The war in the Caucasus, however, surpasses the regional agenda. In fact, Russia's war aims are far-reaching and include:

  • Expulsion of Georgian troops and termination of Georgian sovereignty in South Ossetia and Abkhazia, something that was accomplished.

  • "Regime change" by bringing down President Mikheil Saakashvili and installing a more pro-Russian leadership in Tbilisi.

  • Preventing Georgia from joining NATO and sending a strong message to Ukraine that its insistence on NATO membership may lead to a civil unrest in the Crimea, where many Russian citizens reside, and potentially, to the country's dismemberment.

  • Shifting control of the Caucasus, and especially over strategic energy pipelines and the transportation corridor from the Caspian to the Black Sea, by controlling Georgia.

  • Re-creating a 19th-century style sphere of influence in the former Soviet Union, by the use of force if necessary.

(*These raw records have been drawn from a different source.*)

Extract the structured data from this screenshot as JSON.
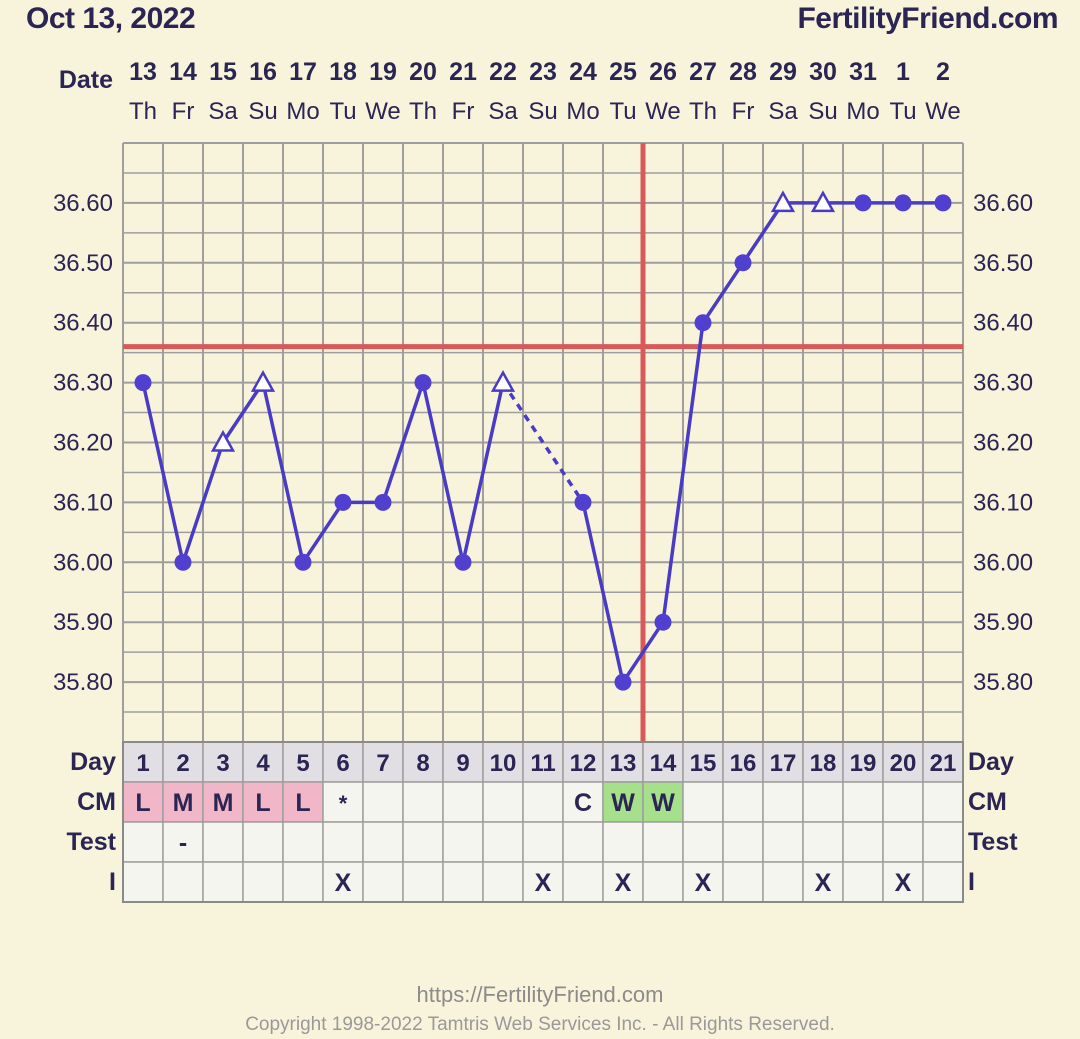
{
  "header": {
    "date": "Oct 13, 2022",
    "site": "FertilityFriend.com"
  },
  "labels": {
    "date_row": "Date",
    "day_row": "Day",
    "cm_row": "CM",
    "test_row": "Test",
    "i_row": "I"
  },
  "columns": {
    "dates": [
      "13",
      "14",
      "15",
      "16",
      "17",
      "18",
      "19",
      "20",
      "21",
      "22",
      "23",
      "24",
      "25",
      "26",
      "27",
      "28",
      "29",
      "30",
      "31",
      "1",
      "2"
    ],
    "weekdays": [
      "Th",
      "Fr",
      "Sa",
      "Su",
      "Mo",
      "Tu",
      "We",
      "Th",
      "Fr",
      "Sa",
      "Su",
      "Mo",
      "Tu",
      "We",
      "Th",
      "Fr",
      "Sa",
      "Su",
      "Mo",
      "Tu",
      "We"
    ],
    "days": [
      "1",
      "2",
      "3",
      "4",
      "5",
      "6",
      "7",
      "8",
      "9",
      "10",
      "11",
      "12",
      "13",
      "14",
      "15",
      "16",
      "17",
      "18",
      "19",
      "20",
      "21"
    ],
    "cm": [
      "L",
      "M",
      "M",
      "L",
      "L",
      "*",
      "",
      "",
      "",
      "",
      "",
      "C",
      "W",
      "W",
      "",
      "",
      "",
      "",
      "",
      "",
      ""
    ],
    "cm_types": [
      "menses",
      "menses",
      "menses",
      "menses",
      "menses",
      "other",
      "",
      "",
      "",
      "",
      "",
      "plain",
      "fertile",
      "fertile",
      "",
      "",
      "",
      "",
      "",
      "",
      ""
    ],
    "test": [
      "",
      "-",
      "",
      "",
      "",
      "",
      "",
      "",
      "",
      "",
      "",
      "",
      "",
      "",
      "",
      "",
      "",
      "",
      "",
      "",
      ""
    ],
    "intercourse": [
      "",
      "",
      "",
      "",
      "",
      "X",
      "",
      "",
      "",
      "",
      "X",
      "",
      "X",
      "",
      "X",
      "",
      "",
      "X",
      "",
      "X",
      ""
    ]
  },
  "chart_data": {
    "type": "line",
    "x": [
      "1",
      "2",
      "3",
      "4",
      "5",
      "6",
      "7",
      "8",
      "9",
      "10",
      "11",
      "12",
      "13",
      "14",
      "15",
      "16",
      "17",
      "18",
      "19",
      "20",
      "21"
    ],
    "y_ticks": [
      "35.80",
      "35.90",
      "36.00",
      "36.10",
      "36.20",
      "36.30",
      "36.40",
      "36.50",
      "36.60"
    ],
    "ylim": [
      35.7,
      36.7
    ],
    "series": [
      {
        "values": [
          36.3,
          36.0,
          36.2,
          36.3,
          36.0,
          36.1,
          36.1,
          36.3,
          36.0,
          36.3,
          null,
          36.1,
          35.8,
          35.9,
          36.4,
          36.5,
          36.6,
          36.6,
          36.6,
          36.6,
          36.6
        ],
        "markers": [
          "dot",
          "dot",
          "triangle",
          "triangle",
          "dot",
          "dot",
          "dot",
          "dot",
          "dot",
          "triangle",
          "",
          "dot",
          "dot",
          "dot",
          "dot",
          "dot",
          "triangle",
          "triangle",
          "dot",
          "dot",
          "dot"
        ]
      }
    ],
    "coverline": 36.36,
    "ovulation_day": "14",
    "grid": true,
    "colors": {
      "line": "#4a3bc4",
      "marker": "#5140cf",
      "reference": "#d9595a",
      "grid": "#9e9e9e",
      "menses_cell": "#f2b6c9",
      "fertile_cell": "#a6e08a",
      "header_cell": "#e1dfe4",
      "row_cell": "#f5f5ef"
    }
  },
  "footer": {
    "url": "https://FertilityFriend.com",
    "copyright": "Copyright 1998-2022 Tamtris Web Services Inc. - All Rights Reserved."
  }
}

    Such anti-status quo revisionism is the stuff of which world wars are made. Think the Balkan wars that preceded World War I or Adolf Hitler's invasion of the Sudetenland in Czechoslovakia in 1938 - with Europe's acquiescence.

    Russia proclaims that it wants to shift the global balance of power away from the United States; "Finlandize" Europe; revise global economic institutions; and return to highly competitive and often confrontational great power politics, reminiscent of the 19th century. Realists: 1, Fukuyama: 0.